Задолго до премьеры в центре внимания оказался финальный из трех балетов - "Красавицы не могут уснуть". Созданный специально для Театра имени Станиславского и Немировича-Данченко, он не только украшен грифом "мировая премьера".
Этот спектакль привел на академическую сцену хореографа Анастасию Вядро, активно работающую как хореограф и режиссер шоу, заявленную также как обладательница таинственной профессии "презентер танцевальных ивентов".
В закольцованное в круг хирургически-белое пространство (художник - Анастасия Рязанова) представляется то ли резиденцией, то ли - условно - внутренним миром героини, Эвы. Под нависающим над ней другим кольцом - или абажуром - она бежит на беговой дорожке, пока за ее спиной между ванной, диваном, креслом и торшерами, тоже белоснежными, почти час выясняют отношения восемь женщин.
В программке они обозначены как Мудрец, Ребенок, Изгой, Мать, Любовница, Лидер, Творец, Охотница - ипостаси героини. В реальности эти дамы на шпильках в эластичных белых платьях-скафандрах в своих истериках пластически почти неотличимы друг от друга - с натяжкой можно вычислить Мать, Ребенка, Изгоя, Любовницу.
Хореограф использует их роскошную балетную фактуру, отточенность движений, умение эмоционально окрасить движения, взамен не предлагая ничего - ни нового языка, ни оригинальных средств выразительности, ни собственной эстетики. Мировая премьера оказывается самым банальным пересказом древних открытий, которые танцевально раскрыл еще Петипа в "Спящей красавице", когда представил шесть фей, наделяющих принцессу своими чертами.
На этом фоне вполне благополучно смотрится спектакль "Холм" албанца Гентиана Доды, созданный год назад по заказу балетной труппы Национальной оперы Греции. Он тоже перепевает многие знакомые идеи. Давно работающий ассистентом Начо Дуато, начинавший как танцовщик его Национальной танцевальной компании Испании, Дода во многом усвоил стиль своего патрона, умеющего и любящего взаимодействовать с небольшим ансамблем танцовщиков.
И здесь восемь исполнителей то объединяются в кордебалет, то разбиваются на два квартета или четыре дуэта, то представляются виртуозными солистами, чтобы пластически вылепить из себя то холм, то равнину, то реку, то ветер, и стать воплощением ностальгии и тоски.

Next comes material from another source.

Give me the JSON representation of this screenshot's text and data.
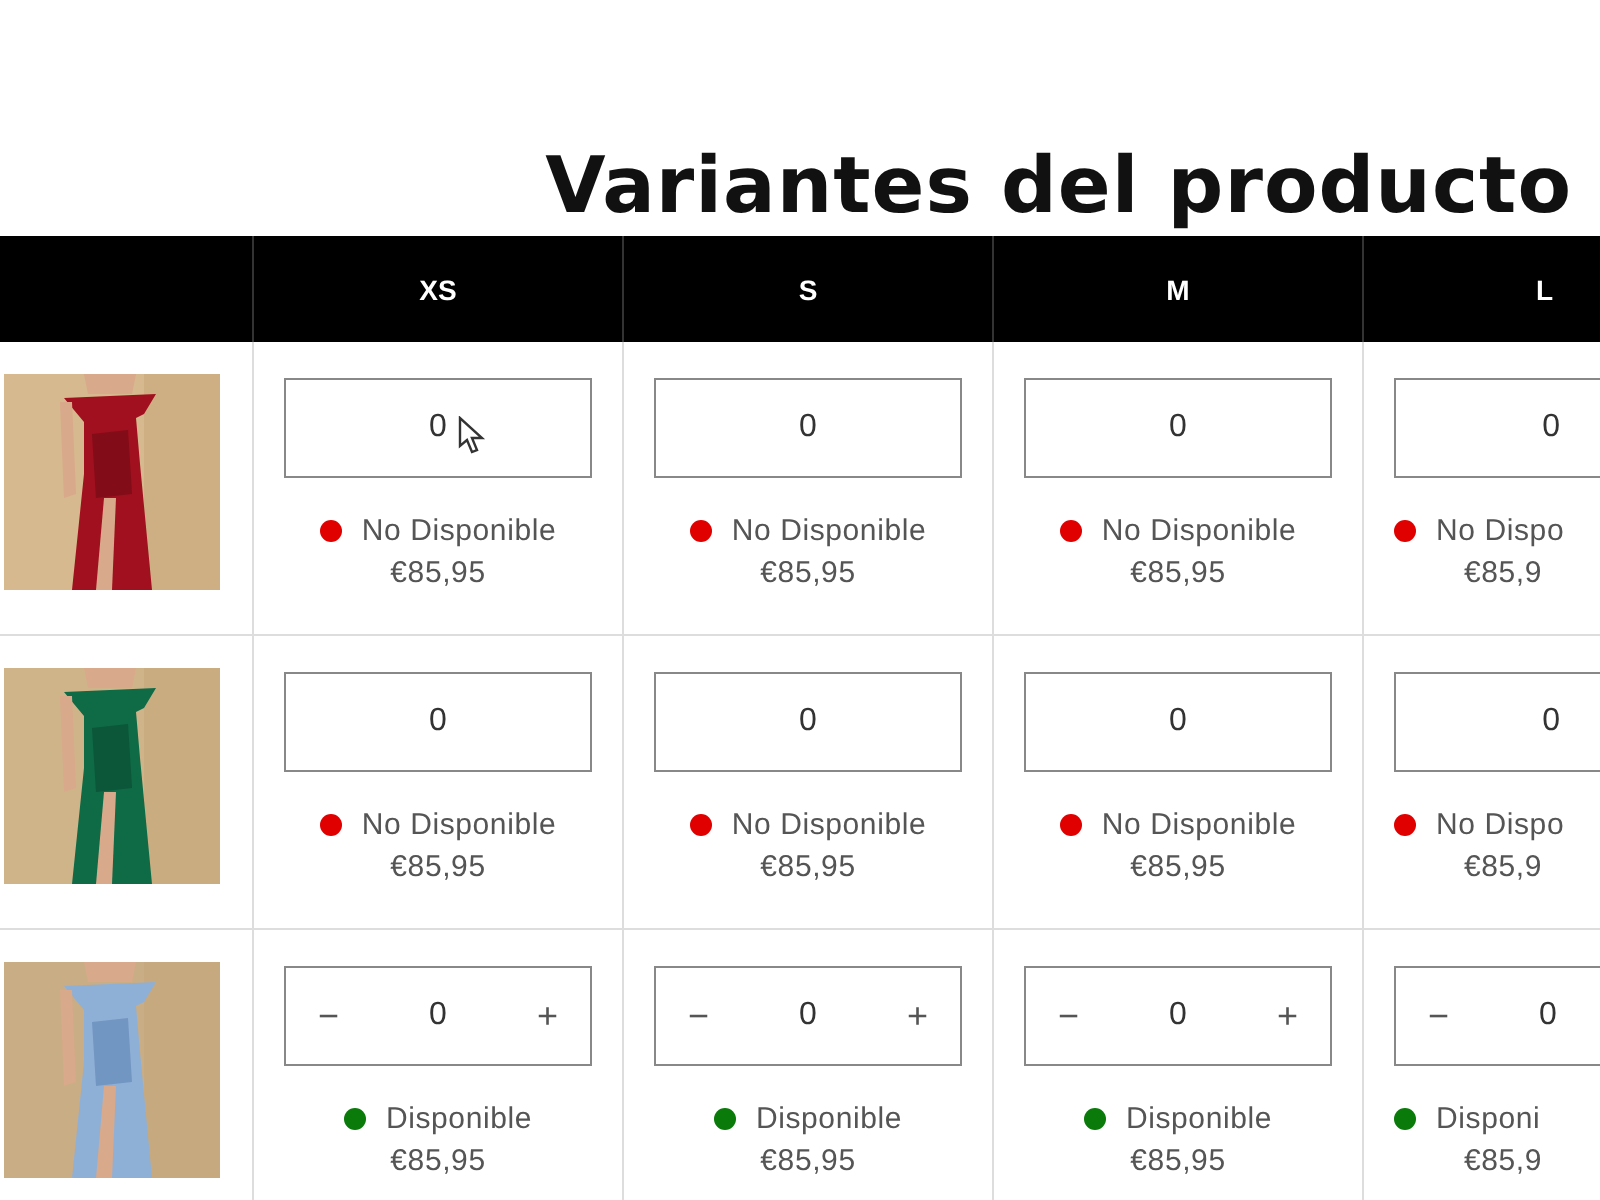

Но зрительское признание вечеру обеспечивает самый первый спектакль программы - старенькие "Отражения" Юрия Посохова. Они возвращают нас почти к самому началу карьеры хореографа - в 2005 год.
Посохов еще нуждается в профессиональной поддержке - и его тело действующего премьера Балета Сан-Франциско, усвоившее на практике уроки всех ведущих хореографов ХХ века, ведет его дорогой Баланчина, Роббинса, Форсайта. Путь этот не спонтанный и не безотчетный: об этом говорит и название, и сценография Сандры Вудалл (ее зеркала явно отсылают в балетный репетиционный зал), и выбор Первой симфонии Феликса Мендельсона - изящный намек на Первую симфонию Бизе, на которую поставлена культовая "Симфония до мажор" Баланчина.

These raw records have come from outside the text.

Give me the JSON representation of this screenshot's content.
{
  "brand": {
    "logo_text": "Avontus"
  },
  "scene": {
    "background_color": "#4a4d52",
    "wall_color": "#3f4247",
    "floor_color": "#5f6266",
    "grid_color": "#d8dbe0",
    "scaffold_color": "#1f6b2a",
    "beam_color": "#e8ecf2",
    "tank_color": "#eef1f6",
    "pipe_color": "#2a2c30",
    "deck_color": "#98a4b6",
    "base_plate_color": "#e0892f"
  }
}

Плоские пачки, голые ноги, не скрывающие мышечных усилий, - привет от Форсайта. Бродвейская легкость - от Роббинса. От него же - спонтанность, врывающаяся в строгую расчетливость баланчинских форм, когда третья, прыжковая часть симфонии отдана не балерине, а брутальному премьеру и четверке солистов-мужчин, четвертая - одинокому легкокрылому премьеру.
В исполнении Театра Станиславского "мужская" часть балета обнаруживает еще и приношение Юрию Григоровичу, в спектаклях которого начиналась карьера танцовщика Посохова.
Артистам Театра Станиславского нелегко переключаться в этих разностильных регистрах, но разницу звучания они улавливают и стремятся "вытанцевать".